Ce que vous décrivez est exactement le modèle que suit la Poste à Zurich. Nous avons des microbases en ville que nous desservons la nuit. De là, nous pouvons livrer les paquets avec des véhicules électriques jusqu’aux portes des maisons. Ici, au centre de tri d’Ostermundigen, où nous traitons également les colis pour la ville de Berne, nous sommes en train d’acquérir 70 voitures électriques.
Elles seront plus respectueuses de l’environnement.
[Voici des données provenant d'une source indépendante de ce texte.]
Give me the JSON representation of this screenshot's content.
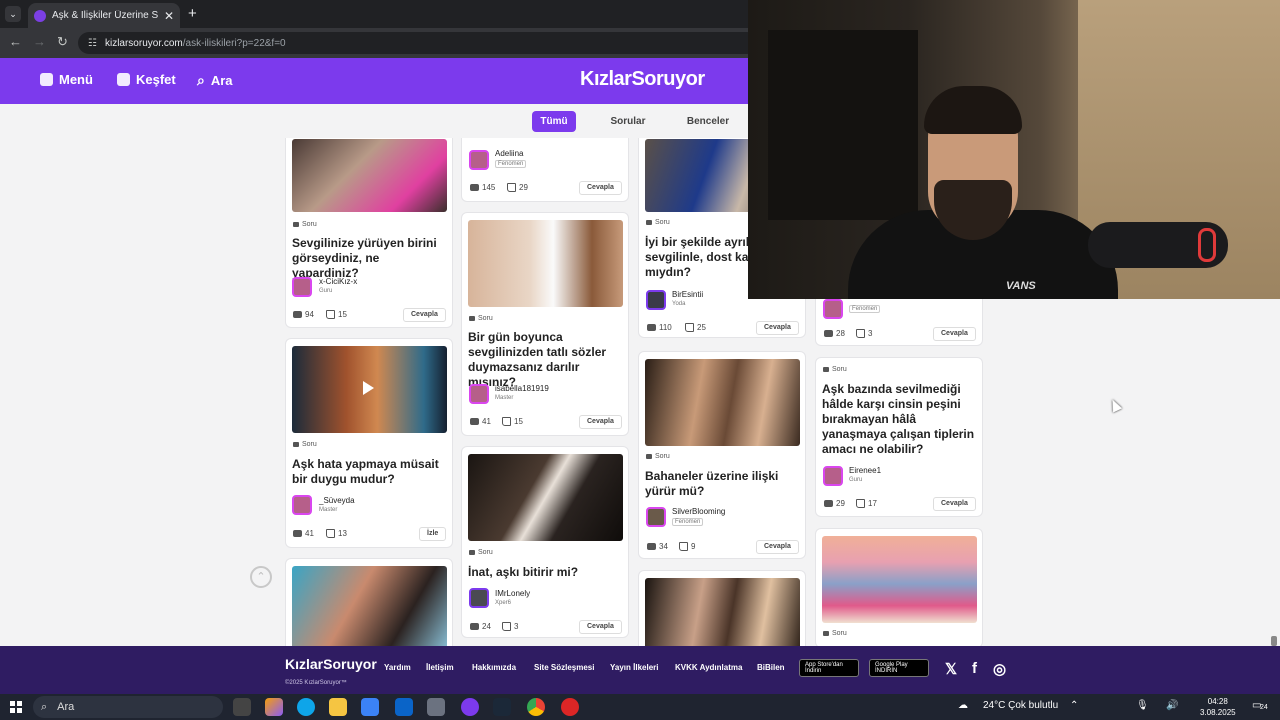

La Poste a récemment accéléré de manière drastique ses objectifs de durabilité. Désormais, nous voulons livrer les colis avec des véhicules électriques d’ici 2025 dans les grandes villes comme Berne, Zurich, Bâle ou Genève. D’ici 2030, l’ensemble de l’infrastructure postale devra être climatiquement neutre. Nous faisons totalement nos adieux aux énergies fossiles, ce qui fait toute la différence pour la plus grande flotte de véhicules de Suisse.
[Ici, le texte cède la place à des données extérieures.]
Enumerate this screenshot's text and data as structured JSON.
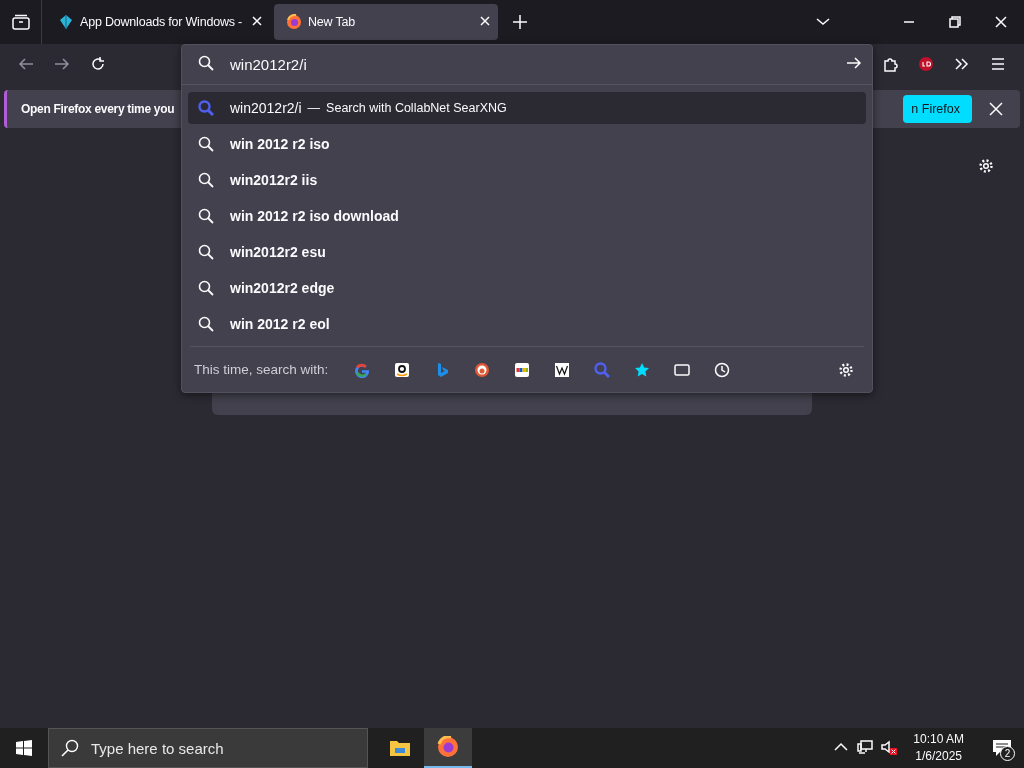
{
  "tabs": [
    {
      "title": "App Downloads for Windows -",
      "selected": false
    },
    {
      "title": "New Tab",
      "selected": true
    }
  ],
  "notification": {
    "message": "Open Firefox every time you",
    "button": "n Firefox"
  },
  "address_bar": {
    "value": "win2012r2/i"
  },
  "suggestions": [
    {
      "kind": "engine",
      "query": "win2012r2/i",
      "separator": "—",
      "action": "Search with CollabNet SearXNG",
      "selected": true
    },
    {
      "kind": "term",
      "query": "win 2012 r2 iso",
      "selected": false
    },
    {
      "kind": "term",
      "query": "win2012r2 iis",
      "selected": false
    },
    {
      "kind": "term",
      "query": "win 2012 r2 iso download",
      "selected": false
    },
    {
      "kind": "term",
      "query": "win2012r2 esu",
      "selected": false
    },
    {
      "kind": "term",
      "query": "win2012r2 edge",
      "selected": false
    },
    {
      "kind": "term",
      "query": "win 2012 r2 eol",
      "selected": false
    }
  ],
  "search_with": {
    "label": "This time, search with:"
  },
  "taskbar": {
    "search_placeholder": "Type here to search",
    "time": "10:10 AM",
    "date": "1/6/2025",
    "notification_count": "2"
  }
}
En tant qu’entreprise publique, on peut se le permettre.
Nous voulons et devons le faire. Ce qui m’a beaucoup étonné depuis que je travaille à la Poste, c’est que nous avons besoin d’une logistique écologique: nos clients exigent une logistique verte. C’est l’économie qui nous donne le rythme, pas la politique ou les autorités. Les gros clients, qui envoient des millions de colis, veulent que nous les livrions de manière écologique.
La pression vient aussi des politiques, non?
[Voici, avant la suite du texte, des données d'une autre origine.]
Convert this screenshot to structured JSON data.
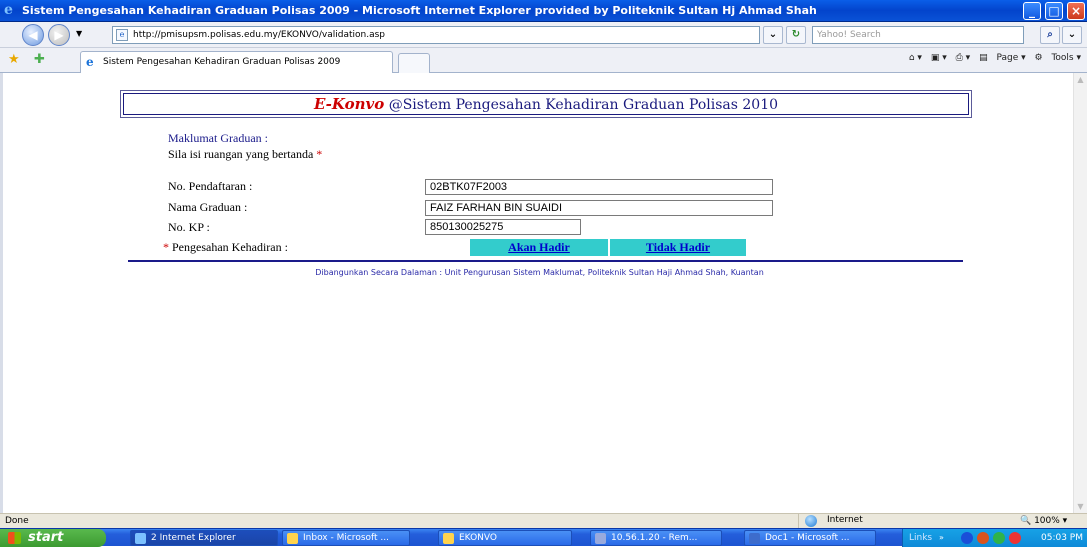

Prenons CarPostal. Dans ce cas, ce sont les cantons qui sont compétents. Comme les bus électriques sont encore plus chers que les bus diesel, ils sont réticents. Pourtant, il est urgent que nous changions. Nous ne voulons plus avoir un seul bus diesel au plus tard en 2040. Cela signifie qu’après 2028, nous ne pourrons plus acheter de bus diesel. Les cantons présenteront les appels d’offres à cet effet en 2026. Il faut donc s’atteler dès maintenant à l’électrification du système de bus, afin que dans trois ans, nous sachions à quoi ressemble l’infrastructure de recharge dans les cantons, par exemple. C’est pourquoi nous lançons un appel: aidez-nous, nous devons faire le pas maintenant!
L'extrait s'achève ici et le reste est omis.